Personal information
- Full name: Ihor Romanovych Pokydko
- Date of birth: 15 February 1965 (age 60)
- Place of birth: Ternopil, Ukrainian SSR
- Height: 1.79 m (5 ft 10 in)
- Position(s): Defender

Senior career*
- Years: Team / Apps / (Gls)
- 1988–1992: Nyva Ternopil / 143 / (3)
- 1992–1993: Veres Rivne / 14 / (3)
- 1994: Nyva Ternopil / 7 / (0)

International career
- 1992: Ukraine / 1 / (0)

= Ihor Pokydko =

Ukrainian footballer

Ihor Romanovych Pokydko (Ігор Романович Покидько; born 15 February 1965) is a Ukrainian professional football referee and a former player.

==Club career==
As a player, he made his professional debut in the Soviet Second League in 1988 for FC Nyva Ternopil.
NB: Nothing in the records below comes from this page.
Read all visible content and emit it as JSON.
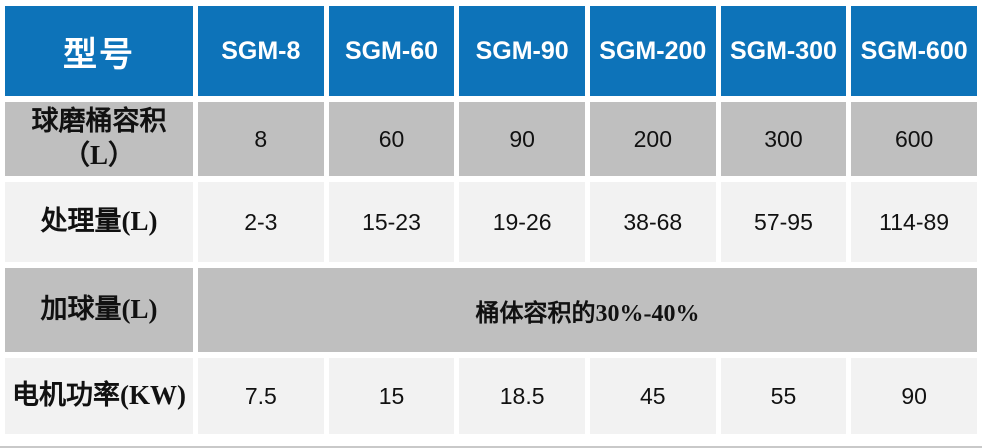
{
  "table": {
    "title": "型号",
    "header": {
      "model_label": "型号",
      "models": [
        "SGM-8",
        "SGM-60",
        "SGM-90",
        "SGM-200",
        "SGM-300",
        "SGM-600"
      ]
    },
    "rows": [
      {
        "label": "球磨桶容积\n（L）",
        "values": [
          "8",
          "60",
          "90",
          "200",
          "300",
          "600"
        ]
      },
      {
        "label": "处理量(L)",
        "values": [
          "2-3",
          "15-23",
          "19-26",
          "38-68",
          "57-95",
          "114-89"
        ]
      },
      {
        "label": "加球量(L)",
        "merged_value": "桶体容积的30%-40%"
      },
      {
        "label": "电机功率(KW)",
        "values": [
          "7.5",
          "15",
          "18.5",
          "45",
          "55",
          "90"
        ]
      }
    ]
  },
  "colors": {
    "header_bg": "#0d73b9",
    "header_text": "#ffffff",
    "gray_bg": "#bfbfbf",
    "light_bg": "#f2f2f2",
    "cell_text": "#111111",
    "rule": "#c9c9c9"
  }
}
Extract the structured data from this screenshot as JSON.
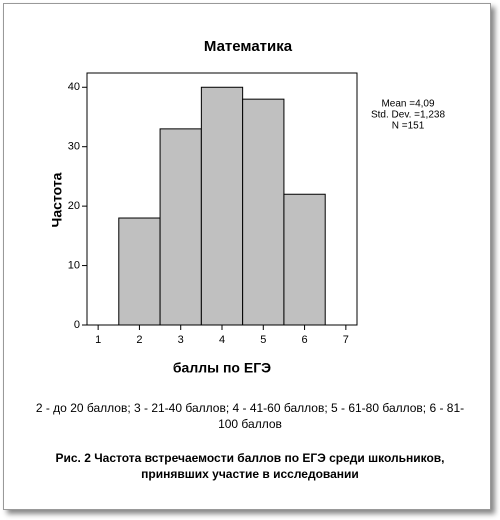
{
  "chart_data": {
    "type": "histogram",
    "title": "Математика",
    "xlabel": "баллы по ЕГЭ",
    "ylabel": "Частота",
    "bins": [
      1.5,
      2.5,
      3.5,
      4.5,
      5.5,
      6.5
    ],
    "counts": [
      18,
      33,
      40,
      38,
      22
    ],
    "color": "#c0c0c0",
    "xlim": [
      0.73,
      7.27
    ],
    "xticks": [
      1,
      2,
      3,
      4,
      5,
      6,
      7
    ],
    "ylim": [
      0,
      42.4
    ],
    "yticks": [
      0,
      10,
      20,
      30,
      40
    ],
    "stats": [
      "Mean =4,09",
      "Std. Dev. =1,238",
      "N =151"
    ]
  },
  "note": "2 - до 20 баллов; 3 - 21-40 баллов; 4 - 41-60 баллов; 5 - 61-80 баллов; 6 - 81-100 баллов",
  "caption": "Рис. 2 Частота встречаемости баллов по ЕГЭ среди школьников, принявших участие в исследовании"
}
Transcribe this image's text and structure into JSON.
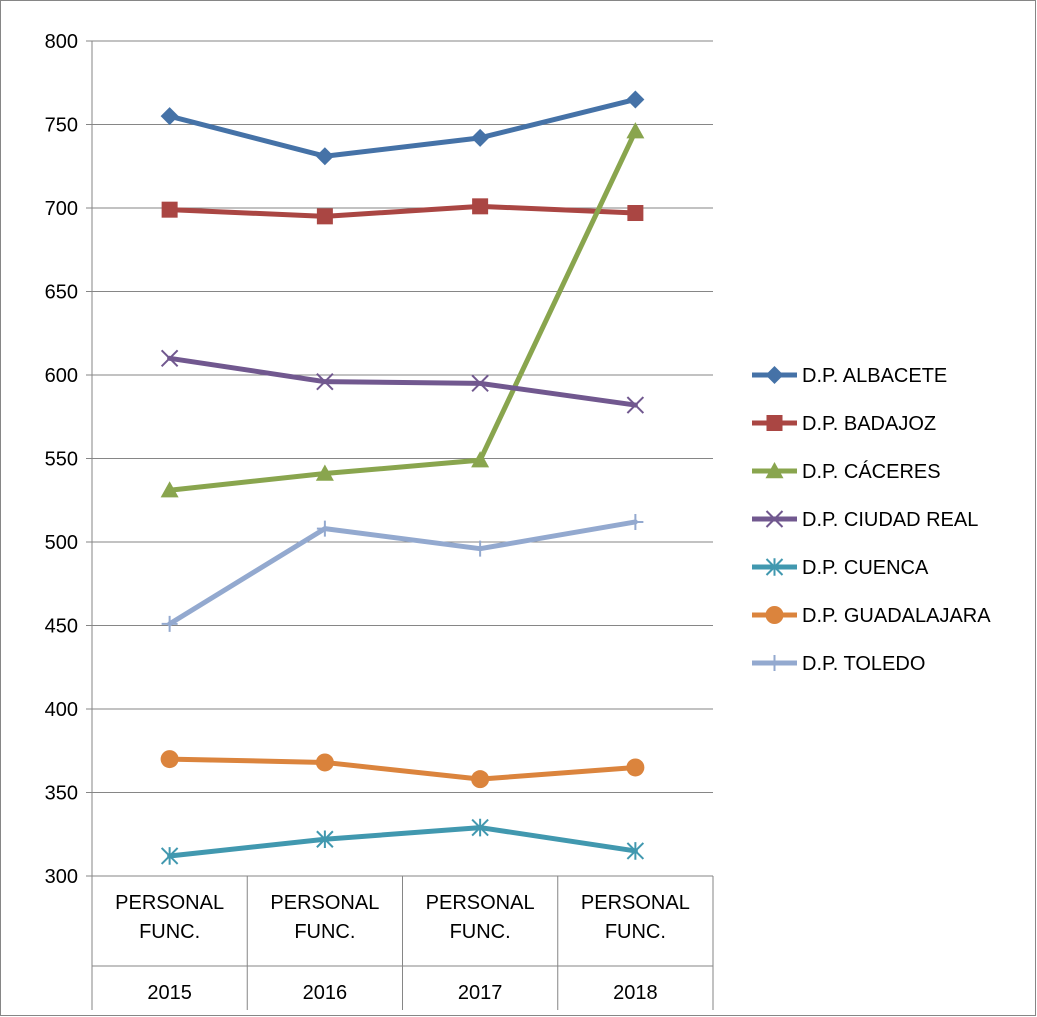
{
  "chart_data": {
    "type": "line",
    "title": "",
    "xlabel": "",
    "ylabel": "",
    "ylim": [
      300,
      800
    ],
    "yticks": [
      300,
      350,
      400,
      450,
      500,
      550,
      600,
      650,
      700,
      750,
      800
    ],
    "grid": "horizontal",
    "legend_position": "right",
    "categories": [
      {
        "label": [
          "PERSONAL",
          "FUNC."
        ],
        "year": "2015"
      },
      {
        "label": [
          "PERSONAL",
          "FUNC."
        ],
        "year": "2016"
      },
      {
        "label": [
          "PERSONAL",
          "FUNC."
        ],
        "year": "2017"
      },
      {
        "label": [
          "PERSONAL",
          "FUNC."
        ],
        "year": "2018"
      }
    ],
    "series": [
      {
        "name": "D.P. ALBACETE",
        "color": "#4572A7",
        "marker": "diamond",
        "values": [
          755,
          731,
          742,
          765
        ]
      },
      {
        "name": "D.P. BADAJOZ",
        "color": "#AA4643",
        "marker": "square",
        "values": [
          699,
          695,
          701,
          697
        ]
      },
      {
        "name": "D.P. CÁCERES",
        "color": "#89A54E",
        "marker": "triangle",
        "values": [
          531,
          541,
          549,
          746
        ]
      },
      {
        "name": "D.P. CIUDAD REAL",
        "color": "#71588F",
        "marker": "x",
        "values": [
          610,
          596,
          595,
          582
        ]
      },
      {
        "name": "D.P. CUENCA",
        "color": "#4198AF",
        "marker": "star",
        "values": [
          312,
          322,
          329,
          315
        ]
      },
      {
        "name": "D.P. GUADALAJARA",
        "color": "#DB843D",
        "marker": "circle",
        "values": [
          370,
          368,
          358,
          365
        ]
      },
      {
        "name": "D.P. TOLEDO",
        "color": "#93A9CF",
        "marker": "plus",
        "values": [
          451,
          508,
          496,
          512
        ]
      }
    ]
  }
}
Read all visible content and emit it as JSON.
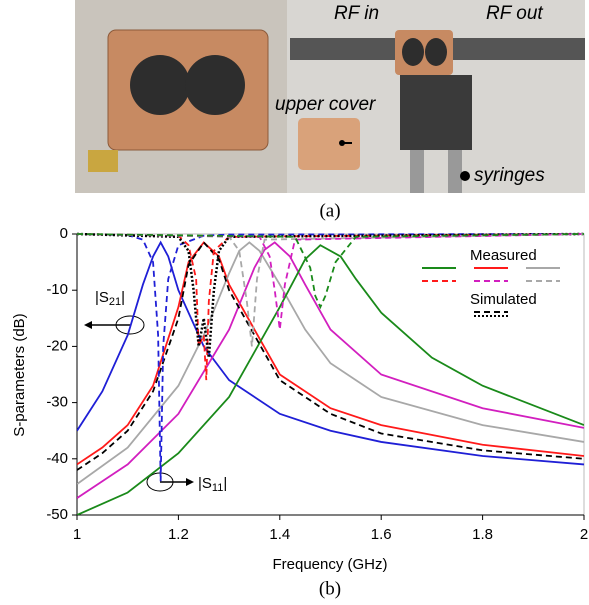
{
  "photo": {
    "labels": [
      "RF in",
      "RF out",
      "upper cover",
      "syringes"
    ],
    "caption": "(a)"
  },
  "caption": "(b)",
  "chart_data": {
    "type": "line",
    "xlabel": "Frequency (GHz)",
    "ylabel": "S-parameters (dB)",
    "xlim": [
      1,
      2
    ],
    "xticks": [
      1,
      1.2,
      1.4,
      1.6,
      1.8,
      2
    ],
    "ylim": [
      -50,
      0
    ],
    "yticks": [
      0,
      -10,
      -20,
      -30,
      -40,
      -50
    ],
    "legend_texts": [
      "Measured",
      "Simulated"
    ],
    "annotations": [
      {
        "text": "|S",
        "sub": "21",
        "end": "|"
      },
      {
        "text": "|S",
        "sub": "11",
        "end": "|"
      }
    ],
    "series": [
      {
        "color": "#1f1fd6",
        "dash": "solid",
        "x": [
          1,
          1.05,
          1.1,
          1.13,
          1.15,
          1.165,
          1.18,
          1.2,
          1.25,
          1.3,
          1.4,
          1.5,
          1.6,
          1.8,
          2.0
        ],
        "values": [
          -35,
          -28,
          -18,
          -9,
          -4,
          -1.5,
          -4,
          -10,
          -20,
          -26,
          -32,
          -35,
          -37,
          -39.5,
          -41
        ]
      },
      {
        "color": "#ff1a1a",
        "dash": "solid",
        "x": [
          1,
          1.05,
          1.1,
          1.15,
          1.2,
          1.22,
          1.25,
          1.28,
          1.3,
          1.35,
          1.4,
          1.5,
          1.6,
          1.8,
          2.0
        ],
        "values": [
          -41,
          -38,
          -34,
          -27,
          -13,
          -5,
          -1.5,
          -4,
          -9,
          -17,
          -25,
          -31,
          -34,
          -37.5,
          -39.5
        ]
      },
      {
        "color": "#a8a8a8",
        "dash": "solid",
        "x": [
          1,
          1.1,
          1.2,
          1.25,
          1.3,
          1.32,
          1.34,
          1.36,
          1.4,
          1.45,
          1.5,
          1.6,
          1.8,
          2.0
        ],
        "values": [
          -44.5,
          -38,
          -27,
          -18,
          -7,
          -3,
          -1.5,
          -3,
          -9,
          -17,
          -23,
          -29,
          -34,
          -37
        ]
      },
      {
        "color": "#d21fbf",
        "dash": "solid",
        "x": [
          1,
          1.1,
          1.2,
          1.3,
          1.35,
          1.37,
          1.39,
          1.42,
          1.45,
          1.5,
          1.6,
          1.8,
          2.0
        ],
        "values": [
          -47,
          -41,
          -32,
          -17,
          -6,
          -2.8,
          -1.5,
          -4,
          -9,
          -17,
          -25,
          -31,
          -34.5
        ]
      },
      {
        "color": "#1a8a1a",
        "dash": "solid",
        "x": [
          1,
          1.1,
          1.2,
          1.3,
          1.4,
          1.45,
          1.48,
          1.52,
          1.55,
          1.6,
          1.7,
          1.8,
          2.0
        ],
        "values": [
          -50,
          -46,
          -39,
          -29,
          -13,
          -4.5,
          -2,
          -4,
          -8,
          -14,
          -22,
          -27,
          -34
        ]
      },
      {
        "color": "#000000",
        "dash": "dash",
        "x": [
          1,
          1.05,
          1.1,
          1.15,
          1.2,
          1.22,
          1.25,
          1.28,
          1.3,
          1.35,
          1.4,
          1.5,
          1.6,
          1.8,
          2.0
        ],
        "values": [
          -42,
          -39,
          -35,
          -28,
          -15,
          -5.5,
          -1.5,
          -4.5,
          -10,
          -18,
          -26,
          -32,
          -35.5,
          -38.5,
          -40
        ]
      },
      {
        "color": "#1f1fd6",
        "dash": "dash",
        "x": [
          1,
          1.1,
          1.13,
          1.15,
          1.16,
          1.165,
          1.17,
          1.18,
          1.2,
          1.25,
          1.3,
          2.0
        ],
        "values": [
          0,
          -0.2,
          -1,
          -5,
          -18,
          -44,
          -20,
          -8,
          -2,
          -0.3,
          -0.1,
          0
        ]
      },
      {
        "color": "#ff1a1a",
        "dash": "dash",
        "x": [
          1,
          1.2,
          1.22,
          1.235,
          1.24,
          1.25,
          1.255,
          1.26,
          1.27,
          1.3,
          2.0
        ],
        "values": [
          0,
          -0.3,
          -2,
          -8,
          -20,
          -18,
          -26,
          -12,
          -3,
          -0.5,
          0
        ]
      },
      {
        "color": "#000000",
        "dash": "dot",
        "x": [
          1,
          1.2,
          1.22,
          1.23,
          1.24,
          1.25,
          1.26,
          1.27,
          1.28,
          1.3,
          2.0
        ],
        "values": [
          0,
          -0.5,
          -3,
          -10,
          -20,
          -15,
          -22,
          -10,
          -3,
          -0.5,
          0
        ]
      },
      {
        "color": "#a8a8a8",
        "dash": "dash",
        "x": [
          1,
          1.3,
          1.32,
          1.335,
          1.345,
          1.355,
          1.37,
          2.0
        ],
        "values": [
          0,
          -0.5,
          -3,
          -12,
          -20,
          -8,
          -1,
          0
        ]
      },
      {
        "color": "#d21fbf",
        "dash": "dash",
        "x": [
          1,
          1.36,
          1.38,
          1.39,
          1.4,
          1.41,
          1.43,
          2.0
        ],
        "values": [
          0,
          -0.5,
          -4,
          -10,
          -17,
          -9,
          -1,
          0
        ]
      },
      {
        "color": "#1a8a1a",
        "dash": "dash",
        "x": [
          1,
          1.43,
          1.46,
          1.47,
          1.48,
          1.49,
          1.51,
          1.55,
          2.0
        ],
        "values": [
          0,
          -0.5,
          -6,
          -11,
          -13,
          -11,
          -5,
          -0.5,
          0
        ]
      }
    ]
  }
}
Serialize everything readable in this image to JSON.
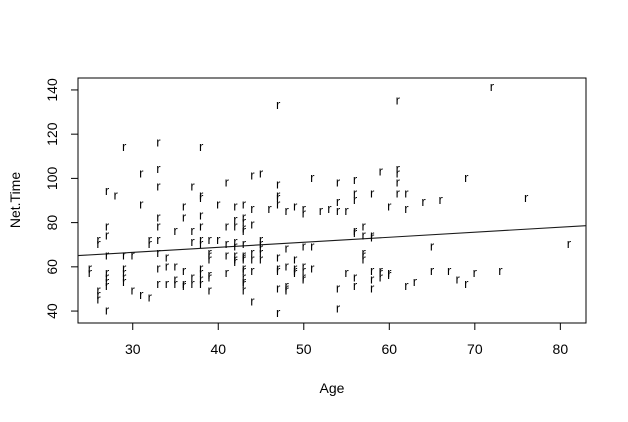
{
  "chart_data": {
    "type": "scatter",
    "title": "",
    "xlabel": "Age",
    "ylabel": "Net.Time",
    "xlim": [
      23.6,
      83.0
    ],
    "ylim": [
      34.6,
      145.4
    ],
    "x_ticks": [
      30,
      40,
      50,
      60,
      70,
      80
    ],
    "y_ticks": [
      40,
      60,
      80,
      100,
      120,
      140
    ],
    "grid": "off",
    "legend": "none",
    "point_symbol": "r",
    "point_color": "#000080",
    "axis_color": "#000000",
    "regression_line": {
      "intercept": 59.7,
      "slope": 0.228,
      "color": "#1a1a1a"
    },
    "points": [
      [
        29,
        114
      ],
      [
        33,
        116
      ],
      [
        38,
        114
      ],
      [
        47,
        133
      ],
      [
        61,
        135
      ],
      [
        72,
        141
      ],
      [
        31,
        102
      ],
      [
        33,
        104
      ],
      [
        44,
        101
      ],
      [
        45,
        102
      ],
      [
        51,
        100
      ],
      [
        59,
        103
      ],
      [
        61,
        104
      ],
      [
        61,
        102
      ],
      [
        69,
        100
      ],
      [
        27,
        94
      ],
      [
        28,
        92
      ],
      [
        33,
        96
      ],
      [
        37,
        96
      ],
      [
        38,
        92
      ],
      [
        41,
        98
      ],
      [
        47,
        97
      ],
      [
        47,
        92
      ],
      [
        54,
        98
      ],
      [
        56,
        99
      ],
      [
        61,
        98
      ],
      [
        56,
        93
      ],
      [
        58,
        93
      ],
      [
        61,
        93
      ],
      [
        62,
        93
      ],
      [
        66,
        90
      ],
      [
        76,
        91
      ],
      [
        40,
        88
      ],
      [
        42,
        87
      ],
      [
        43,
        88
      ],
      [
        44,
        86
      ],
      [
        46,
        86
      ],
      [
        47,
        91
      ],
      [
        47,
        88
      ],
      [
        48,
        85
      ],
      [
        49,
        87
      ],
      [
        50,
        86
      ],
      [
        50,
        84
      ],
      [
        52,
        85
      ],
      [
        53,
        86
      ],
      [
        54,
        89
      ],
      [
        56,
        90
      ],
      [
        54,
        85
      ],
      [
        55,
        85
      ],
      [
        60,
        87
      ],
      [
        62,
        86
      ],
      [
        64,
        89
      ],
      [
        31,
        88
      ],
      [
        36,
        87
      ],
      [
        38,
        91
      ],
      [
        36,
        82
      ],
      [
        38,
        83
      ],
      [
        33,
        82
      ],
      [
        27,
        78
      ],
      [
        27,
        74
      ],
      [
        26,
        72
      ],
      [
        26,
        70
      ],
      [
        33,
        78
      ],
      [
        35,
        76
      ],
      [
        37,
        76
      ],
      [
        38,
        78
      ],
      [
        42,
        81
      ],
      [
        43,
        82
      ],
      [
        43,
        80
      ],
      [
        44,
        79
      ],
      [
        41,
        78
      ],
      [
        42,
        78
      ],
      [
        43,
        77
      ],
      [
        43,
        76
      ],
      [
        57,
        78
      ],
      [
        56,
        76
      ],
      [
        56,
        75
      ],
      [
        57,
        74
      ],
      [
        58,
        74
      ],
      [
        58,
        73
      ],
      [
        32,
        72
      ],
      [
        33,
        72
      ],
      [
        32,
        70
      ],
      [
        37,
        71
      ],
      [
        38,
        72
      ],
      [
        38,
        70
      ],
      [
        39,
        72
      ],
      [
        40,
        72
      ],
      [
        41,
        70
      ],
      [
        42,
        71
      ],
      [
        42,
        69
      ],
      [
        43,
        70
      ],
      [
        45,
        72
      ],
      [
        45,
        70
      ],
      [
        27,
        65
      ],
      [
        29,
        65
      ],
      [
        30,
        65
      ],
      [
        33,
        66
      ],
      [
        34,
        64
      ],
      [
        39,
        66
      ],
      [
        39,
        65
      ],
      [
        41,
        65
      ],
      [
        42,
        65
      ],
      [
        43,
        65
      ],
      [
        44,
        66
      ],
      [
        45,
        68
      ],
      [
        45,
        66
      ],
      [
        45,
        63
      ],
      [
        47,
        64
      ],
      [
        48,
        68
      ],
      [
        49,
        63
      ],
      [
        50,
        69
      ],
      [
        51,
        69
      ],
      [
        57,
        66
      ],
      [
        57,
        65
      ],
      [
        65,
        69
      ],
      [
        81,
        70
      ],
      [
        25,
        59
      ],
      [
        25,
        57
      ],
      [
        27,
        57
      ],
      [
        27,
        55
      ],
      [
        27,
        53
      ],
      [
        27,
        51
      ],
      [
        26,
        49
      ],
      [
        26,
        47
      ],
      [
        26,
        45
      ],
      [
        27,
        40
      ],
      [
        29,
        59
      ],
      [
        29,
        57
      ],
      [
        29,
        55
      ],
      [
        29,
        53
      ],
      [
        30,
        49
      ],
      [
        31,
        47
      ],
      [
        32,
        46
      ],
      [
        33,
        59
      ],
      [
        34,
        60
      ],
      [
        35,
        60
      ],
      [
        33,
        52
      ],
      [
        34,
        52
      ],
      [
        35,
        54
      ],
      [
        35,
        52
      ],
      [
        36,
        58
      ],
      [
        36,
        52
      ],
      [
        36,
        51
      ],
      [
        37,
        55
      ],
      [
        37,
        52
      ],
      [
        38,
        59
      ],
      [
        38,
        57
      ],
      [
        38,
        54
      ],
      [
        38,
        52
      ],
      [
        39,
        49
      ],
      [
        39,
        63
      ],
      [
        42,
        63
      ],
      [
        42,
        62
      ],
      [
        43,
        64
      ],
      [
        43,
        63
      ],
      [
        44,
        63
      ],
      [
        39,
        56
      ],
      [
        39,
        55
      ],
      [
        41,
        57
      ],
      [
        43,
        59
      ],
      [
        43,
        58
      ],
      [
        44,
        58
      ],
      [
        43,
        55
      ],
      [
        43,
        53
      ],
      [
        43,
        52
      ],
      [
        43,
        49
      ],
      [
        47,
        59
      ],
      [
        47,
        58
      ],
      [
        48,
        60
      ],
      [
        49,
        59
      ],
      [
        49,
        58
      ],
      [
        49,
        57
      ],
      [
        50,
        60
      ],
      [
        50,
        58
      ],
      [
        51,
        59
      ],
      [
        50,
        55
      ],
      [
        50,
        54
      ],
      [
        47,
        50
      ],
      [
        48,
        51
      ],
      [
        48,
        50
      ],
      [
        48,
        49
      ],
      [
        44,
        44
      ],
      [
        47,
        39
      ],
      [
        54,
        50
      ],
      [
        54,
        41
      ],
      [
        57,
        63
      ],
      [
        55,
        57
      ],
      [
        56,
        55
      ],
      [
        58,
        58
      ],
      [
        59,
        58
      ],
      [
        59,
        57
      ],
      [
        60,
        57
      ],
      [
        60,
        56
      ],
      [
        58,
        54
      ],
      [
        59,
        55
      ],
      [
        56,
        51
      ],
      [
        58,
        50
      ],
      [
        62,
        51
      ],
      [
        63,
        53
      ],
      [
        65,
        58
      ],
      [
        67,
        58
      ],
      [
        68,
        54
      ],
      [
        69,
        52
      ],
      [
        70,
        57
      ],
      [
        73,
        58
      ]
    ]
  }
}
Following the dissolution of the Soviet Union and admission of Nyva to the top tier, in 1992 he debuted in the Vyshcha Liha.

==International career==
He made his only Ukraine national football team appearance on 27 June 1992 in an away friendly against the United States, a 0–0 away draw.

==Referee career==
As a referee, he started already in 1993 serving matches of regional competitions. Since 1998 Pokydko was refereeing for professional competitions retiring in 2011.